To describe the risk factors, symptoms, treatment, and outcomes of anti-N-methyl-D-aspartate receptor (NMDAR) encephalitis occurring in people living with HIV (PLWH).
Herpes simplex virus encephalitis is a known trigger of anti-NMDAR encephalitis. In recent years, multiple case reports also document anti-NMDAR encephalitis in PLWH, especially those who develop cerebrospinal fluid (CSF) escape, defined by an elevated CSF viral load in the setting of plasma viral suppression. Although the relationship between HIV and other viruses with anti-NMDAR encephalitis has not been fully elucidated, possible mechanisms include molecular mimicry or viral-induced release of NMDAR and other proteins as a result of neurotoxicity. HIV-induced functional dysregulation of CD4+ cell subtypes is another plausible contributor.
We conducted a literature search for published cases of autoimmune encephalitis in PLWH. We added an unpublished case from our center and described the clinical features of this unique cohort.

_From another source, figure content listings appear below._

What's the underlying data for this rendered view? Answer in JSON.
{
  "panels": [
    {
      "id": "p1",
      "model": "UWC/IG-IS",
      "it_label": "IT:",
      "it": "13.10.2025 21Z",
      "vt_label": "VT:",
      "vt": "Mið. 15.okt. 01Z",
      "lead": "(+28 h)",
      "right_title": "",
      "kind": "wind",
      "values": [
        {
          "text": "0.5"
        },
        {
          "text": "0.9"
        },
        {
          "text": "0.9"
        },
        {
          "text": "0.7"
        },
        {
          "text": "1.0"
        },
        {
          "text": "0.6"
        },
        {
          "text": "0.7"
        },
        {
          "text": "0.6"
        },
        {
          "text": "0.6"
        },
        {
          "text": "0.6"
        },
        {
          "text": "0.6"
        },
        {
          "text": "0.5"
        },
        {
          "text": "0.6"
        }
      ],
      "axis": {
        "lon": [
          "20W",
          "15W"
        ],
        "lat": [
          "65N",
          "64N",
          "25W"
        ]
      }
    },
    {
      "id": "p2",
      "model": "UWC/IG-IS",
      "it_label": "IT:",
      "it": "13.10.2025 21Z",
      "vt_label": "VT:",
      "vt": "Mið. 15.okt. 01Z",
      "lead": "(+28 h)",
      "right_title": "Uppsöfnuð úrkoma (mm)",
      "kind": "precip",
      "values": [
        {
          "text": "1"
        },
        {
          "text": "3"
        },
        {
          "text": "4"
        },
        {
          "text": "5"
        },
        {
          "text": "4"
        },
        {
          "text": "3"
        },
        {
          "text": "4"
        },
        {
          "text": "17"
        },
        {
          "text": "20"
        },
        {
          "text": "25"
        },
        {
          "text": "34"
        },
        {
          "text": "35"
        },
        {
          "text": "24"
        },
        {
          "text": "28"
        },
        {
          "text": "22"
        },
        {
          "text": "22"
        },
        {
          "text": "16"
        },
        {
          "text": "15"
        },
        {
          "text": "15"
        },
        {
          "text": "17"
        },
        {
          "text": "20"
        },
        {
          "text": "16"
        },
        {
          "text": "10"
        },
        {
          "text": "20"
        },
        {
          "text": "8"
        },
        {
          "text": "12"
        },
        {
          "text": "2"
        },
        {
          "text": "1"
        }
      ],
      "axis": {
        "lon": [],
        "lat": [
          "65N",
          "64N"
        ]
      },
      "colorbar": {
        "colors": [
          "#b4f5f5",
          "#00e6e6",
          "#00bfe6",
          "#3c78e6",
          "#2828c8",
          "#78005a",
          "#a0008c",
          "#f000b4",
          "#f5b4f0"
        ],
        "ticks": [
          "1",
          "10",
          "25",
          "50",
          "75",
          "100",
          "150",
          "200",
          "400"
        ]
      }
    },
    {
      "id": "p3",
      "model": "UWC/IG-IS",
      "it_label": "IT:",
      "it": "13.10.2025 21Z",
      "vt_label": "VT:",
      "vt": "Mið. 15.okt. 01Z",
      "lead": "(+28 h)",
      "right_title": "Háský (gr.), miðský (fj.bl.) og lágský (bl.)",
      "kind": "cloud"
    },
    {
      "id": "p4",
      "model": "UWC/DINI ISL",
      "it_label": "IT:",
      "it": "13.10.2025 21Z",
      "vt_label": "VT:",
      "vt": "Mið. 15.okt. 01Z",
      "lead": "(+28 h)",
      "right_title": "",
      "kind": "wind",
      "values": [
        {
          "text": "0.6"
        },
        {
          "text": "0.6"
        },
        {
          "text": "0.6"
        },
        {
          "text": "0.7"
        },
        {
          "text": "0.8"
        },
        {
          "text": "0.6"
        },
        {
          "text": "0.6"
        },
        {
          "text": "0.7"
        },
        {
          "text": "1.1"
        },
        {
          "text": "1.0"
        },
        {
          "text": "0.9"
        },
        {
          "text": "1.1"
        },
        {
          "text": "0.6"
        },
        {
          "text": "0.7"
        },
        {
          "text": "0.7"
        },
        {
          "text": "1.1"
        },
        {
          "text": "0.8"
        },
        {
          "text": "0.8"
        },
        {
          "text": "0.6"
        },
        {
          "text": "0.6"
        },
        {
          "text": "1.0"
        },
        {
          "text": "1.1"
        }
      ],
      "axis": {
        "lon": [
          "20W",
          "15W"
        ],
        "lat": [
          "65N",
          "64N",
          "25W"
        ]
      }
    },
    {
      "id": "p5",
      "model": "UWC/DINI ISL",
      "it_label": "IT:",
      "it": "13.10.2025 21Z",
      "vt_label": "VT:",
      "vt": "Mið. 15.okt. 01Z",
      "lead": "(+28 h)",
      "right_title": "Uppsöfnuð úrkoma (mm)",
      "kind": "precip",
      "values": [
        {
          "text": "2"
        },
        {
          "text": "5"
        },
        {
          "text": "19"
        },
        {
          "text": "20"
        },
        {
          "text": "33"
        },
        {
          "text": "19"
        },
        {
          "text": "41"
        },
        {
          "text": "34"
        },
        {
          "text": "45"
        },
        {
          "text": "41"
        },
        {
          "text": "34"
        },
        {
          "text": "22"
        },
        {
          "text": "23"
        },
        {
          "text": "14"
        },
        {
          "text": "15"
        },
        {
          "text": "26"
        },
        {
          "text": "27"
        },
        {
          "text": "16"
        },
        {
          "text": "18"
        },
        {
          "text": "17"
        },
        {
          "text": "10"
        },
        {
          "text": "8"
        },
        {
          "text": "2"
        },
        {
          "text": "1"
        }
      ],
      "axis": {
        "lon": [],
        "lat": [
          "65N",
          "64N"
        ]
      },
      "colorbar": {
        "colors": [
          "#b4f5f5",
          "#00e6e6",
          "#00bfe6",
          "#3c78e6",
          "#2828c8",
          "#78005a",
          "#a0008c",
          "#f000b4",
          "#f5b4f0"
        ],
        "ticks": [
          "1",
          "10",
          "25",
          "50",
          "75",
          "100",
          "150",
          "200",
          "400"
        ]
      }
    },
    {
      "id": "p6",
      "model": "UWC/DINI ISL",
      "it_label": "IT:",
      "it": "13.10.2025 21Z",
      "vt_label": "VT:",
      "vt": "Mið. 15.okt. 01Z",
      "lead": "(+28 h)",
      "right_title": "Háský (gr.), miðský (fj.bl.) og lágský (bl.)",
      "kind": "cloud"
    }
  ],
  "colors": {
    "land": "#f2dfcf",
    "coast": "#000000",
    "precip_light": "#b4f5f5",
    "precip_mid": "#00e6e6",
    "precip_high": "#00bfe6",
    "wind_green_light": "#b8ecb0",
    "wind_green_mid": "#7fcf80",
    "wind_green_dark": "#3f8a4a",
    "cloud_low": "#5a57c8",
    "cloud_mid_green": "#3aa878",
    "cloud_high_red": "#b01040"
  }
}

Eight published cases of anti-NMDAR encephalitis among PLWH were identified, as well as one unpublished case from our center. Common trends in these 9 cases include elevated CSF HIV viral load, T2 hyperintense lesions on MRI, and clinical improvement with immunomodulation. Our patient was a 51-year-old woman who presented off of antiretroviral therapy (recent CD4 range 199-252 cells/mm3) with status epilepticus and was found to have an elevated CSF HIV viral load and multiple non-enhancing T2-hyperintense lesions on brain MRI. Anti-NMDAR antibodies were positive in the serum and CSF. She did not respond to steroids or intravenous immunoglobulins, but began to improve after plasma exchange and was subsequently treated with rituximab.
Anti-NMDAR encephalitis is an important, treatable consideration in PLWH who present with altered mental status or new seizures. Patients with an elevated CSF viral load may be at higher risk for this syndrome, and immunomodulation may be indicated even in patients who are immunosuppressed.